The Supreme Court stated the test for the application of the doctrine in Quebec (Attorney General) v. Canadian Owners and Pilots Association [COPA], 2010 SCC 39,  2 S.C.R. 536, at par. 27.
The first step is to determine whether the provincial law — s. 26 of the Act — trenches on the protected “core” of a federal competence. If it does, the second step is to determine whether the provincial law’s effect on the exercise of the protected federal power is sufficiently serious to invoke the doctrine of interjurisdictional immunity.
The “core of a federal competence” consists of the powers necessary to realize the purpose of the federal power (COPA, par. 35). It’s a rather vague definition, not least because the purposes of legislative powers are not well defined. Is it necessary for the purpose of ensuring “that the nature and character of the seat of the Government of Canada may be in accordance with its national significance” to be able to prohibit the posting on signs on municipal lamp posts? I’m not sure. But let’s assume that it is. I think that the second branch of the test is more clearly favourable to the CEO.

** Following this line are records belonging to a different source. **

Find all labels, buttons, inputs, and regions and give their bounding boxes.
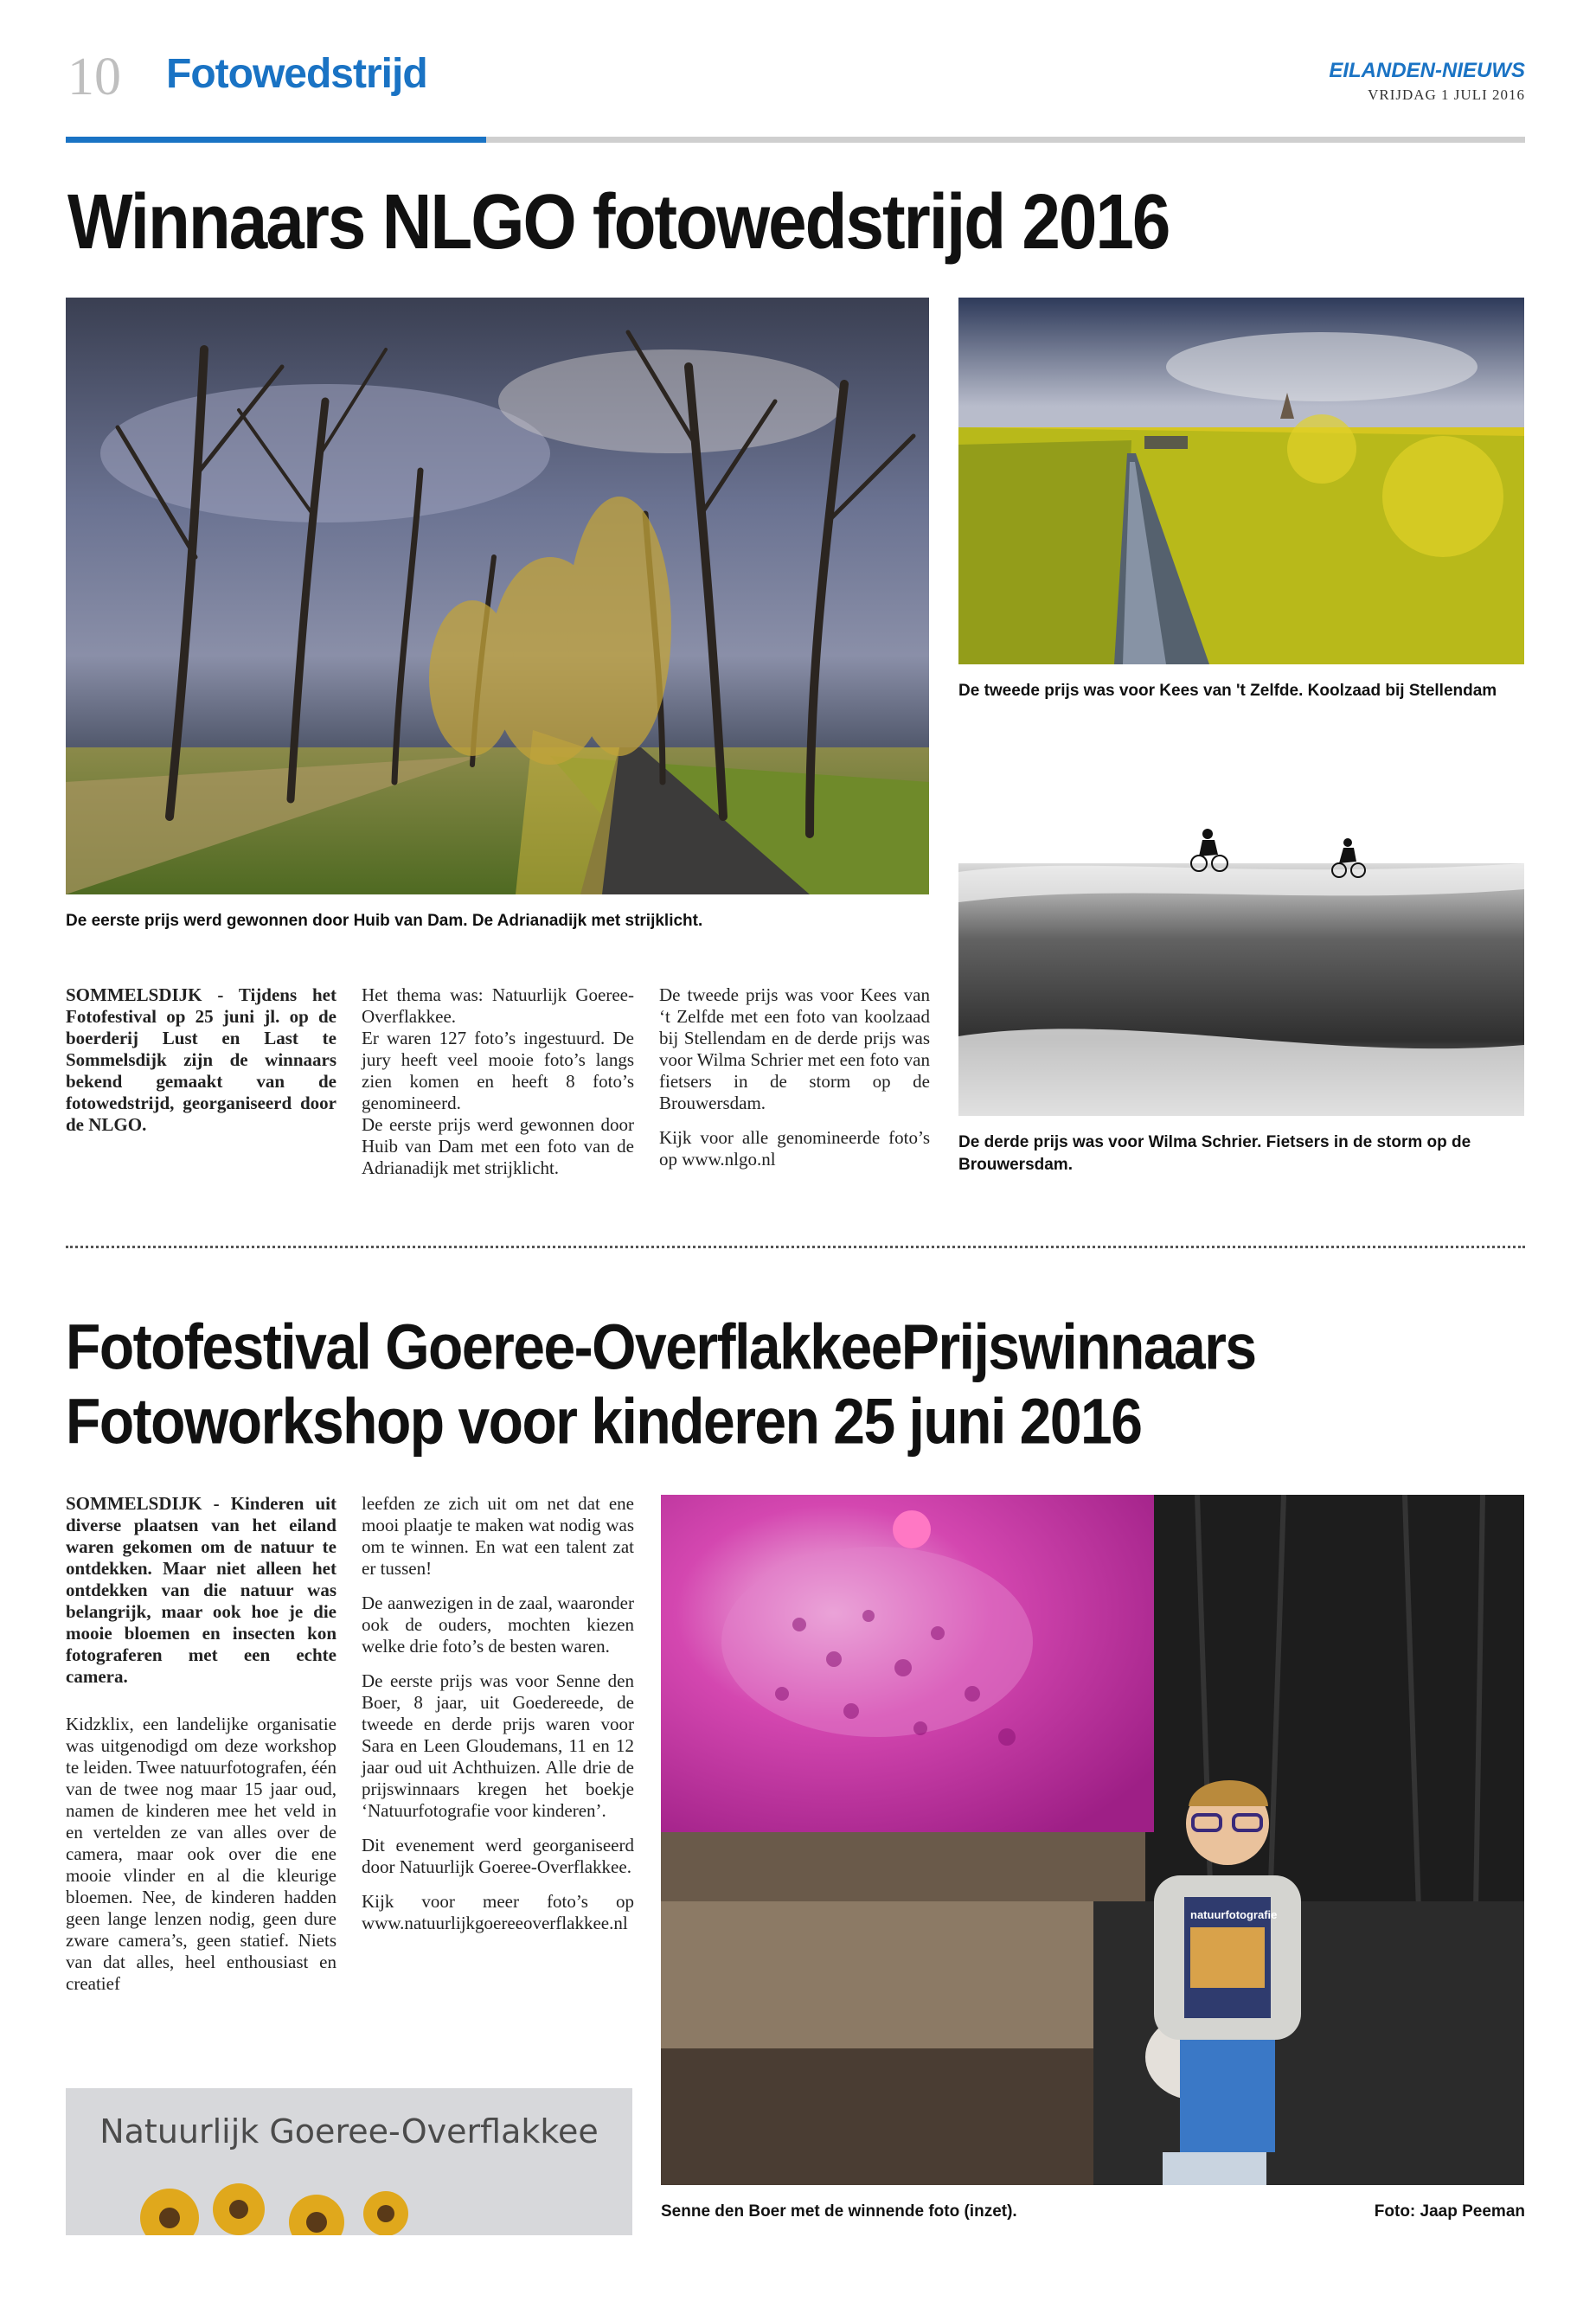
caption-photo3: De derde prijs was voor Wilma Schrier. Fietsers in de storm op de Brouwersdam.	[958, 1133, 1471, 1174]
article2-col2-p5: Kijk voor meer foto’s op www.natuurlijkgoereeoverflakkee.nl	[362, 1891, 634, 1933]
article2-headline-line2: Fotoworkshop voor kinderen 25 juni 2016	[66, 1385, 1142, 1458]
photo-koolzaad	[958, 298, 1524, 664]
caption-photo2: De tweede prijs was voor Kees van 't Zelfde. Koolzaad bij Stellendam	[958, 682, 1497, 700]
article1-col2-p2: Er waren 127 foto’s ingestuurd. De jury heeft veel mooie foto’s langs zien komen en heeft 8 foto’s genomineerd.	[362, 1028, 634, 1113]
article2-col1-p1: Kidzklix, een landelijke organisatie was uitgenodigd om deze workshop te leiden. Twee natuurfotografen, één van de twee nog maar 15 jaar oud, namen de kinderen mee het veld in en vertelden ze van alles over de camera, maar ook over die ene mooie vlinder en al die kleurige bloemen. Nee, de kinderen hadden geen lange lenzen nodig, geen dure zware camera’s, geen statief. Niets van dat alles, heel enthousiast en creatief	[66, 1714, 337, 1994]
article2-col2	[362, 1493, 634, 1947]
article2-col1-text	[66, 1493, 337, 2008]
section-title: Fotowedstrijd	[166, 51, 427, 97]
article1-col3-p1: De tweede prijs was voor Kees van ‘t Zelfde met een foto van koolzaad bij Stellendam en de derde prijs was voor Wilma Schrier met een foto van fietsers in de storm op de Brouwersdam.	[659, 984, 930, 1113]
photo-brouwersdam	[958, 751, 1524, 1116]
article2-col2-p2: De aanwezigen in de zaal, waaronder ook de ouders, mochten kiezen welke drie foto’s de besten waren.	[362, 1593, 634, 1657]
banner-text: Natuurlijk Goeree-Overflakkee	[99, 2112, 599, 2150]
article1-headline: Winnaars NLGO fotowedstrijd 2016	[67, 178, 1170, 266]
article1-col2-p1: Het thema was: Natuurlijk Goeree-Overflakkee.	[362, 984, 634, 1027]
photo-credit: Foto: Jaap Peeman	[1374, 2202, 1525, 2221]
caption-photo1: De eerste prijs werd gewonnen door Huib van Dam. De Adrianadijk met strijklicht.	[66, 912, 703, 930]
page-number: 10	[67, 48, 121, 106]
article2-headline-line1: Fotofestival Goeree-OverflakkeePrijswinnaars	[66, 1311, 1256, 1383]
section-divider	[66, 1246, 1525, 1248]
article2-col2-p4: Dit evenement werd georganiseerd door Natuurlijk Goeree-Overflakkee.	[362, 1835, 634, 1877]
photo-adrianadijk	[66, 298, 929, 894]
photo-senne-den-boer	[661, 1495, 1524, 2185]
article1-col3-p2: Kijk voor alle genomineerde foto’s op www.nlgo.nl	[659, 1127, 930, 1170]
brand-logo: EILANDEN-NIEUWS	[1329, 59, 1525, 82]
article1-col2-p3: De eerste prijs werd gewonnen door Huib van Dam met een foto van de Adrianadijk met strijklicht.	[362, 1114, 634, 1178]
article1-col1	[66, 984, 337, 1149]
article1-lead: SOMMELSDIJK - Tijdens het Fotofestival op 25 juni jl. op de boerderij Lust en Last te Sommelsdijk zijn de winnaars bekend gemaakt van de fotowedstrijd, georganiseerd door de NLGO.	[66, 984, 337, 1135]
article1-col2	[362, 984, 634, 1179]
issue-date: VRIJDAG 1 JULI 2016	[1368, 87, 1525, 103]
article2-col2-p3: De eerste prijs was voor Senne den Boer, 8 jaar, uit Goedereede, de tweede en derde prijs waren voor Sara en Leen Gloudemans, 11 en 12 jaar oud uit Achthuizen. Alle drie de prijswinnaars kregen het boekje ‘Natuurfotografie voor kinderen’.	[362, 1670, 634, 1821]
book-title: natuurfotografie	[1190, 1908, 1278, 1921]
caption-photo4: Senne den Boer met de winnende foto (inzet).	[661, 2202, 1017, 2221]
article1-col3	[659, 984, 930, 1183]
header-rule-accent	[66, 137, 486, 143]
banner-natuurlijk	[66, 2088, 632, 2235]
article2-col2-p1: leefden ze zich uit om net dat ene mooi plaatje te maken wat nodig was om te winnen. En wat een talent zat er tussen!	[362, 1493, 634, 1579]
article2-lead-text: SOMMELSDIJK - Kinderen uit diverse plaatsen van het eiland waren gekomen om de natuur te ontdekken. Maar niet alleen het ontdekken van die natuur was belangrijk, maar ook hoe je die mooie bloemen en insecten kon fotograferen met een echte camera.	[66, 1493, 337, 1687]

The second branch of the test requires a court to assess the seriousness of the provincial law’s interference with the federal power. It is not enough that the provincial law “affect” the federal power; in order to be inapplicable pursuant to the doctrine of inter-jurisdictional immunity, it must “impair” that power; that is, it must “seriously or significantly trammel the federal power” (COPA, par. 45). Although again this is a somewhat uncertain measure, I rather doubt that this test is met here. Even assuming that, as a general matter, it is important for the NCC to control the appearance of key streets in the National Capital Region, it is difficult to believe that the presence of election posters (which, annoying though they might be, tend to be neither especially big nor especially tasteless) for five weeks every fours years is a “significant” impairment with the NCC’s power to do so. The temporary presence of election posters does not prevent the NCC from keeping up “the nature and character of the seat of the Government of Canada.” It is hardly more than a very minor inconvenience.
The final question to consider, as in all cases where two valid and applicable federal and provincial laws seem to compel different outcomes, is whether the conflict between them is such as to trigger the doctrine of federal paramountcy, which makes the provincial law inoperative to the extent of its inconsistency with the federal one. As the Supreme Court explained in COPA, at par. 64, paramountcy applies either if it is impossible for the subject to comply simultaneously with federal and provincial law, or when compliance with the provincial law, although not actually a violation of the federal one, would frustrate its purpose. Here, it is obviously possible to comply with both laws, since nobody is required to put up election posters on Rue Laurier. But can it be said the the provincial law frustrates the purpose of the federal regulation? As the Supreme Court says in COPA, at par. 66, “the standard for invalidating provincial legislation on the basis of frustration of federal purpose is high,” and – essentially for the reasons I have given in the previous paragraph – I don’t think it is met here. The interference with the purpose of the federal regulation is minor and temporary. I don’t think it amounts to frustration.
So, that’s my two cents. But the applicable tests are vague, and the opposite case is certainly an arguable one. As a taxpayer, I hope the CEO and the NCC don’t waste my money on what it is, after all, a trivial disagreement. But as constitutional law junkie, I think it might make for an interesting case.